Quote[...] Der Referentenentwurf aus dem Bundesverkehrsministerium für ein Gesetz zur "Einführung einer Infrastrukturabgabe für die Benutzung von Bundesfernstraßen" ist nicht die ideale Frühstückslektüre. Das Papier, das mit Begründung 35 Seiten umfasst, enthält wenige klare Definitionen, dafür umso mehr undurchsichtige Querverweise. Nun ist ein Expertenstreit über die Lesart entscheidender Formulierungen und Passagen der insgesamt umkämpften Initiative entbrannt.

Ursache sind vorgesehene Möglichkeiten zum Speichern teils sehr sensibler Verkehrsdaten sowie zum Erstatten des Mautbeitrags, wenn man mit dem eigenen Auto ein ganzes Jahr lang nicht auf Bundesfernstraßen unterwegs war.

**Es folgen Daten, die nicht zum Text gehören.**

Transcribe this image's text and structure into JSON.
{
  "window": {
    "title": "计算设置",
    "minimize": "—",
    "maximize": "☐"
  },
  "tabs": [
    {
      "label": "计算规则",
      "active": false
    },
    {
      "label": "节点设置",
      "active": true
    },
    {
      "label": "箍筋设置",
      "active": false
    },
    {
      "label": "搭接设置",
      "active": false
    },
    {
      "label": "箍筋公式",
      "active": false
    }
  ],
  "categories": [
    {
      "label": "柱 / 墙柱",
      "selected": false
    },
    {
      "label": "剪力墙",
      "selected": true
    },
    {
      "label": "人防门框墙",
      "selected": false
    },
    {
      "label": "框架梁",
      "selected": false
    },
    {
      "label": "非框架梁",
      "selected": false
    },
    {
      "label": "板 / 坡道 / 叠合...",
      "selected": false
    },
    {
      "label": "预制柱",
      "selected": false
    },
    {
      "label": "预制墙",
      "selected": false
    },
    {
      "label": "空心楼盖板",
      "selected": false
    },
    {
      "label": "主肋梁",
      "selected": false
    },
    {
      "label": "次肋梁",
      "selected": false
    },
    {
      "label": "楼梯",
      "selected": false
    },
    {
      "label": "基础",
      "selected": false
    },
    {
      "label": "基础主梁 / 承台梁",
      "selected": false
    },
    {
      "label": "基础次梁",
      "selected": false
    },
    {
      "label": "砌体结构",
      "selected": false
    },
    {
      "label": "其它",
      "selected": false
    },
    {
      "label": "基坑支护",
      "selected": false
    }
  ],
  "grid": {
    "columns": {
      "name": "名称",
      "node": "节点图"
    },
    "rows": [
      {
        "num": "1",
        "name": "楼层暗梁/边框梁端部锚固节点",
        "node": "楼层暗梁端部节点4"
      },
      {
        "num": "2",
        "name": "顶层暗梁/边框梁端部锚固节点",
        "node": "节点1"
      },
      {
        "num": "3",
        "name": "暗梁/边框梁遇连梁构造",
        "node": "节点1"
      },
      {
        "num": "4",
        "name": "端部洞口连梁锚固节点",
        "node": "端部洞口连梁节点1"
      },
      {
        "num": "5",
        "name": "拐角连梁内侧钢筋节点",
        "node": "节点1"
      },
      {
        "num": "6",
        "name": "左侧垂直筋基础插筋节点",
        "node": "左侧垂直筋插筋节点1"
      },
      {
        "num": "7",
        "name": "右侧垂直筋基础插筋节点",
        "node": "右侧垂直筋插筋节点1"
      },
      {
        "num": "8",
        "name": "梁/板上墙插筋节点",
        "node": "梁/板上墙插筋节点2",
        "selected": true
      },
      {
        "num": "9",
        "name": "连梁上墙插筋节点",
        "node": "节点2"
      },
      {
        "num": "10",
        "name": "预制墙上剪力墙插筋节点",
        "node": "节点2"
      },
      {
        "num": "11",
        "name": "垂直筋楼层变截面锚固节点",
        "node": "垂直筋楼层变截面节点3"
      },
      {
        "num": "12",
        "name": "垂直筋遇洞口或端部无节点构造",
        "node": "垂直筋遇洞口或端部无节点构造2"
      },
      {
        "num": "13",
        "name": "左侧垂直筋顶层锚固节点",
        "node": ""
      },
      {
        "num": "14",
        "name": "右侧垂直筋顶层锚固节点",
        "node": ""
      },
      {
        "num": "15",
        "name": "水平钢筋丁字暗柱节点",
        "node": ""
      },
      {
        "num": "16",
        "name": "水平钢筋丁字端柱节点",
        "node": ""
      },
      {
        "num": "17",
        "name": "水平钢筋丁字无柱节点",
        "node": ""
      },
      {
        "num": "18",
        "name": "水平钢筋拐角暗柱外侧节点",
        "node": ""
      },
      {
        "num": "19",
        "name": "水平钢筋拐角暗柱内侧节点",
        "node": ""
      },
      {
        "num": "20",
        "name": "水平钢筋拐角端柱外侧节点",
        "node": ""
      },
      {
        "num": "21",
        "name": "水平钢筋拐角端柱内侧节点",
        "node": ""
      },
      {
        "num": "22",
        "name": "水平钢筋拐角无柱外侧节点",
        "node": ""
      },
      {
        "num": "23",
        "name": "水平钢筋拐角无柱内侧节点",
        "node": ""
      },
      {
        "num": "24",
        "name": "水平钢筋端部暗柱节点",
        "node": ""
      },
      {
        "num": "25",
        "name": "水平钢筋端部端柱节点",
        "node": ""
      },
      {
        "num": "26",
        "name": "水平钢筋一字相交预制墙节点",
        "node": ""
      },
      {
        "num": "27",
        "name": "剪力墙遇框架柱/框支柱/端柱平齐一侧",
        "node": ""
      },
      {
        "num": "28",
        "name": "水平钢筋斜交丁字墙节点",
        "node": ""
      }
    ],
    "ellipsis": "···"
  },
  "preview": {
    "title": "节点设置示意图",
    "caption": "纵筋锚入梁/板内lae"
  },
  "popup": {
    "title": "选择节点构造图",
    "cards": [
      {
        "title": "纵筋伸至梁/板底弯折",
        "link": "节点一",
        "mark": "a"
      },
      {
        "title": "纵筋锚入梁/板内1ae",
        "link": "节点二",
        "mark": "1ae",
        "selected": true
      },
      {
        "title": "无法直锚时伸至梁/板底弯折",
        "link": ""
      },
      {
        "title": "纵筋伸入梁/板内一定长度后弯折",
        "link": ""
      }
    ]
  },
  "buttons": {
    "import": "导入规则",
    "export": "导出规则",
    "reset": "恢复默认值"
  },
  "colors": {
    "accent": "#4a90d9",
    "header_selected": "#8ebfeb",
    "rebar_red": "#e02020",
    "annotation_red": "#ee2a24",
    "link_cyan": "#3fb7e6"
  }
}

Um einen praktisch so gut wie irrelevanten Erstattungsanspruch bearbeiten zu können, würden "alle Bewegungsdaten mit allen Fotos aller Nutzer von Jahres-Vignetten bis zu 13 Monate auf Vorrat gespeichert", arbeitete der IT-Anwalt Matthias Bergt in einer ersten Analyse des von Netzpolitik.org v eröffentlichten Entwurfs heraus. Dies betreffe schier alle deutschen Autofahrer und zum Teil sie begleitende Personen.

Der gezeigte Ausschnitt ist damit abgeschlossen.